American consumers are as confident as ever and this should translate to a great summer spending season. This summer, Americans are expected to spend a total of $101.1 billion on vacations this year, representing a robust 12.5% increase from 2016, according to projections from the Vacation Confidence Index released Wednesday by insurance company Allianz Global Assistance. This is the first time in the index’s eight-year history that spending has exceeded $100 billion. 

Confidence is soaring

In June, consumer confidence surprised economists with a very strong reading of 118.9. Furthermore, consumer expectations improved to a nearly 16-year high, according to Director of Economic Indicators at The Conference Board Lynn Franco.

"Expectations for the short-term have eased somewhat, but are still upbeat. Overall, consumers anticipate the economy will continue expanding in the months ahead, but they do not foresee the pace of growth accelerating," said Franco.

Summer spending boom

“Americans are feeling better about the economy and have loosened their purse strings for summer 2017,” said Daniel Durazo, director of communications at Allianz Global Assistance USA.

This confidence could also be a reflection of lower gas prices, according to AAA. The cost to fill up the tank for the Fourth of July holiday weekend was set to be the lowest level recorded in 12 years — and AAA predicts that more Americans traveled for the holiday than ever before. I can attest to the fact that the roads were unusually quiet on the way to work last week and on the radio, the typically busy Hudson River crossings barely had delays at rush hour.

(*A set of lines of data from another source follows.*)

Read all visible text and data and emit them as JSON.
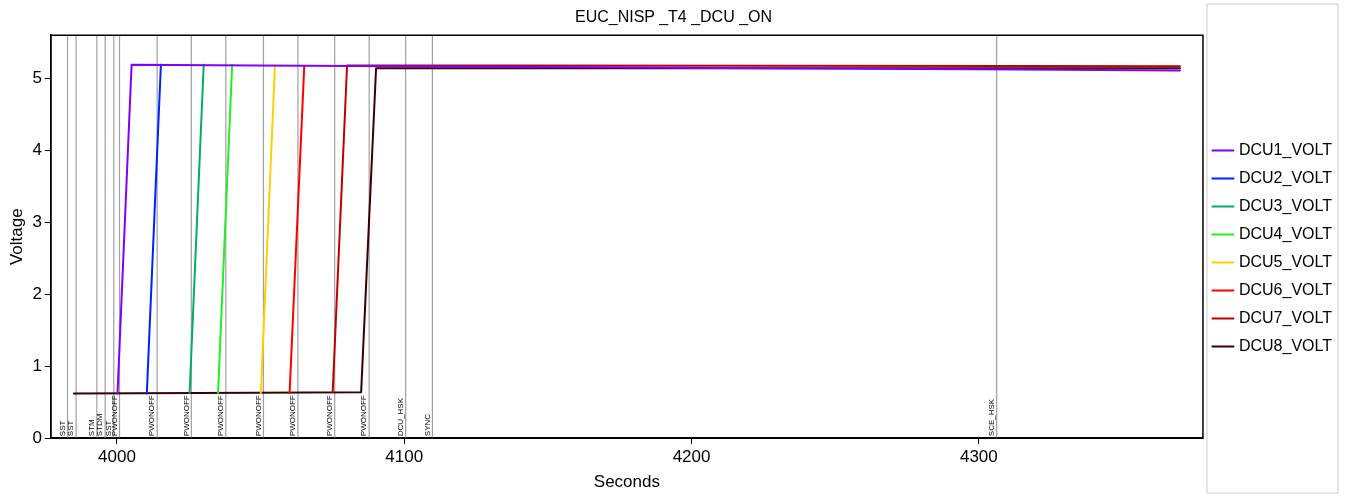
{
  "chart_data": {
    "type": "line",
    "title": "EUC_NISP _T4 _DCU _ON",
    "xlabel": "Seconds",
    "ylabel": "Voltage",
    "xlim": [
      3977,
      4378
    ],
    "xticks": [
      4000,
      4100,
      4200,
      4300
    ],
    "ylim": [
      0,
      5.6
    ],
    "yticks": [
      0,
      1,
      2,
      3,
      4,
      5
    ],
    "grid": false,
    "legend": "right",
    "marker": "none",
    "line_style": "solid",
    "series": [
      {
        "name": "DCU1_VOLT",
        "color": "#7f00ff",
        "x": [
          4000.2,
          4005.1,
          4370
        ],
        "values": [
          0.62,
          5.19,
          5.11
        ]
      },
      {
        "name": "DCU2_VOLT",
        "color": "#0022ff",
        "x": [
          4010.4,
          4015.3
        ],
        "values": [
          0.62,
          5.19
        ]
      },
      {
        "name": "DCU3_VOLT",
        "color": "#00b060",
        "x": [
          4025.3,
          4030.2
        ],
        "values": [
          0.63,
          5.19
        ]
      },
      {
        "name": "DCU4_VOLT",
        "color": "#22ee22",
        "x": [
          4035.2,
          4040.1
        ],
        "values": [
          0.63,
          5.19
        ]
      },
      {
        "name": "DCU5_VOLT",
        "color": "#ffd000",
        "x": [
          4050.1,
          4055
        ],
        "values": [
          0.63,
          5.18
        ]
      },
      {
        "name": "DCU6_VOLT",
        "color": "#ff0000",
        "x": [
          4060.1,
          4065.2
        ],
        "values": [
          0.63,
          5.17
        ]
      },
      {
        "name": "DCU7_VOLT",
        "color": "#c00000",
        "x": [
          4075.1,
          4080.1,
          4370
        ],
        "values": [
          0.64,
          5.18,
          5.17
        ]
      },
      {
        "name": "DCU8_VOLT",
        "color": "#3a0000",
        "x": [
          3985,
          4085,
          4090.2,
          4370
        ],
        "values": [
          0.62,
          0.64,
          5.14,
          5.14
        ]
      }
    ],
    "ref_lines": [
      {
        "axis": "x",
        "value": 3982.8,
        "label": "SST"
      },
      {
        "axis": "x",
        "value": 3985.8,
        "label": "SST"
      },
      {
        "axis": "x",
        "value": 3993.0,
        "label": "STM"
      },
      {
        "axis": "x",
        "value": 3995.9,
        "label": "STDM"
      },
      {
        "axis": "x",
        "value": 3998.9,
        "label": "SST"
      },
      {
        "axis": "x",
        "value": 4000.9,
        "label": "PWONOFF"
      },
      {
        "axis": "x",
        "value": 4014.0,
        "label": "PWONOFF"
      },
      {
        "axis": "x",
        "value": 4025.9,
        "label": "PWONOFF"
      },
      {
        "axis": "x",
        "value": 4037.9,
        "label": "PWONOFF"
      },
      {
        "axis": "x",
        "value": 4051.0,
        "label": "PWONOFF"
      },
      {
        "axis": "x",
        "value": 4063.0,
        "label": "PWONOFF"
      },
      {
        "axis": "x",
        "value": 4075.8,
        "label": "PWONOFF"
      },
      {
        "axis": "x",
        "value": 4087.8,
        "label": "PWONOFF"
      },
      {
        "axis": "x",
        "value": 4100.5,
        "label": "DCU_HSK"
      },
      {
        "axis": "x",
        "value": 4109.8,
        "label": "SYNC"
      },
      {
        "axis": "x",
        "value": 4306.2,
        "label": "SCE_HSK"
      }
    ]
  }
}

Overall, 44% of Americans said they are confident that they will be able to take a trip this summer, while more than half said they are confident about the possibility of vacationing at some point in 2017 (but not necessarily the summer), the Allianz survey found. However, more than one-fifth of Americans said they aren’t sure they will be able to vacation this year, roughly in line with previous years. The report is based on a nationally representative poll of more than 1,000 adults in the U.S.